The way I did this with the Eloquent ORM is

  1. Create two migrations with a far future date. I chose 9999_99_99_999999_resort_packages_table.php and 9999_99_99_999999_reset_migrations.php so that they will always run last.
  2. Inside the both migrations, make sure to end the script with a DELETE FROM migrations WHERE id in ( SELECT id FROM migrations ORDER BY id desc LIMIT 1 ).

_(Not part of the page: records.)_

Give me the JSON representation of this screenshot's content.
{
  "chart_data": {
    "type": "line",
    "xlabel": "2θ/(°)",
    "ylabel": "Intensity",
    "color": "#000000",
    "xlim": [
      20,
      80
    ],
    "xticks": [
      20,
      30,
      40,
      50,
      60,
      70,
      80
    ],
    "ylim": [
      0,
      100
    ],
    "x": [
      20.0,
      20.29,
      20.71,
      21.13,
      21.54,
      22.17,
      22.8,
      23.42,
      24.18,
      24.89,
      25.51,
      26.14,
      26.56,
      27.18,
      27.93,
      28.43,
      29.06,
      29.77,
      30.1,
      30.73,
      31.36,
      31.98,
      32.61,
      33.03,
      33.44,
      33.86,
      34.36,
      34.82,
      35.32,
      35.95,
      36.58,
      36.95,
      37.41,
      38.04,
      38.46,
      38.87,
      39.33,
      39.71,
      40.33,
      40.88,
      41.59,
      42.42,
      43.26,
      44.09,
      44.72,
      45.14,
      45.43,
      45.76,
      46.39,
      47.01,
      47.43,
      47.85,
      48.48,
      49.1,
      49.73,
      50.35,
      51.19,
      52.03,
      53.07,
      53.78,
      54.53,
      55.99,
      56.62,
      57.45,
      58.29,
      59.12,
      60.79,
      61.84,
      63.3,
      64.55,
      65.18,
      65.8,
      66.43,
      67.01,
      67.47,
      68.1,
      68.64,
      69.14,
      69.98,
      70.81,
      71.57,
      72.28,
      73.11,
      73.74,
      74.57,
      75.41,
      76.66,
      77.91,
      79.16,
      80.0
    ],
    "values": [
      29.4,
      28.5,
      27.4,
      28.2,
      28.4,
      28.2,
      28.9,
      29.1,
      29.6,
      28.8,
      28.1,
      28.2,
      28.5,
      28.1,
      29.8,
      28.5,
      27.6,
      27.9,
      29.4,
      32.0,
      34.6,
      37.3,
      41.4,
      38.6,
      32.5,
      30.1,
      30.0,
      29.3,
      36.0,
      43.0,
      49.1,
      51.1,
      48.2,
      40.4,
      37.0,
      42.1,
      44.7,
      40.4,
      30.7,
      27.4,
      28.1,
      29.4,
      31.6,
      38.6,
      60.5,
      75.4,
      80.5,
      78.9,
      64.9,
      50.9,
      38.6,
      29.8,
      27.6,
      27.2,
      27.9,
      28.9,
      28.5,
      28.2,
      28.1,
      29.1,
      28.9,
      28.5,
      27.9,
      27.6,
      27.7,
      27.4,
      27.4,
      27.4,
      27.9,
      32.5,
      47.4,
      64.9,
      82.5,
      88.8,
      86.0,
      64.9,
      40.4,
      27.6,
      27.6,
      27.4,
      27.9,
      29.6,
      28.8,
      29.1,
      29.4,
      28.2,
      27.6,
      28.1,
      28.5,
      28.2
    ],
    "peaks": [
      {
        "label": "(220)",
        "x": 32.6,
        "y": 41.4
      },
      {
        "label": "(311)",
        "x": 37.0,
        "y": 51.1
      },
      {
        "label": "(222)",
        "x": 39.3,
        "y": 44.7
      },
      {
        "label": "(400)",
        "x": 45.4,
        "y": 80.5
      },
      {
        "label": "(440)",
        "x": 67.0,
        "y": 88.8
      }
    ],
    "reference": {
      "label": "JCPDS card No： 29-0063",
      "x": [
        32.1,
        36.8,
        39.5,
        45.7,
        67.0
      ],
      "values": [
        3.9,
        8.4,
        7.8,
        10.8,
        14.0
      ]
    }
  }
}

This will delete both records so that they will be rerun every time.
  3. Inside the resort migration, use the following SQL:
-- Create a temporary sorted table.
CREATE TEMPORARY TABLE package_tmp AS SELECT * FROM package ORDER BY package;

-- Drop all of the foreign keys
ALTER TABLE "package_stats"          DROP CONSTRAINT "package_stats_package_id_foreign";
ALTER TABLE "packagist_stats"        DROP CONSTRAINT "packagist_stats_package_id_foreign";
ALTER TABLE "code_quality"           DROP CONSTRAINT "raw_code_quality_package_id_foreign";
ALTER TABLE "code_stats"             DROP CONSTRAINT "raw_code_stats_package_id_foreign";

-- Resort the original table.
TRUNCATE packages;
INSERT INTO packages SELECT * FROM packages_tmp;

-- Readd all of the foreign keys.
ALTER TABLE "package_stats"          ADD CONSTRAINT "package_stats_package_id_foreign"          FOREIGN KEY (package) REFERENCES packages(package) ON UPDATE CASCADE ON DELETE CASCADE;
ALTER TABLE "packagist_stats"        ADD CONSTRAINT "packagist_stats_package_id_foreign"        FOREIGN KEY (package) REFERENCES packages(package) ON UPDATE CASCADE ON DELETE CASCADE;
ALTER TABLE "code_quality"           ADD CONSTRAINT "raw_code_quality_package_id_foreign"       FOREIGN KEY (package) REFERENCES packages(package) ON UPDATE CASCADE ON DELETE CASCADE;
ALTER TABLE "code_stats"             ADD CONSTRAINT "raw_code_stats_package_id_foreign"         FOREIGN KEY (package) REFERENCES packages(package) ON UPDATE CASCADE ON DELETE CASCADE;

-- Reset the reset migration.
DELETE FROM migrations WHERE id IN (SELECT id FROM migrations ORDER BY id desc LIMIT 1);

This way, you can run the migration on a cronjob or manually or whenever. Your huge table will now always be sorted when you do SELECT, except for new rows. I run the cron once a day and it saves about 15% of overall DB performance, not needing the ORDER BY except for data younger than 24 hours.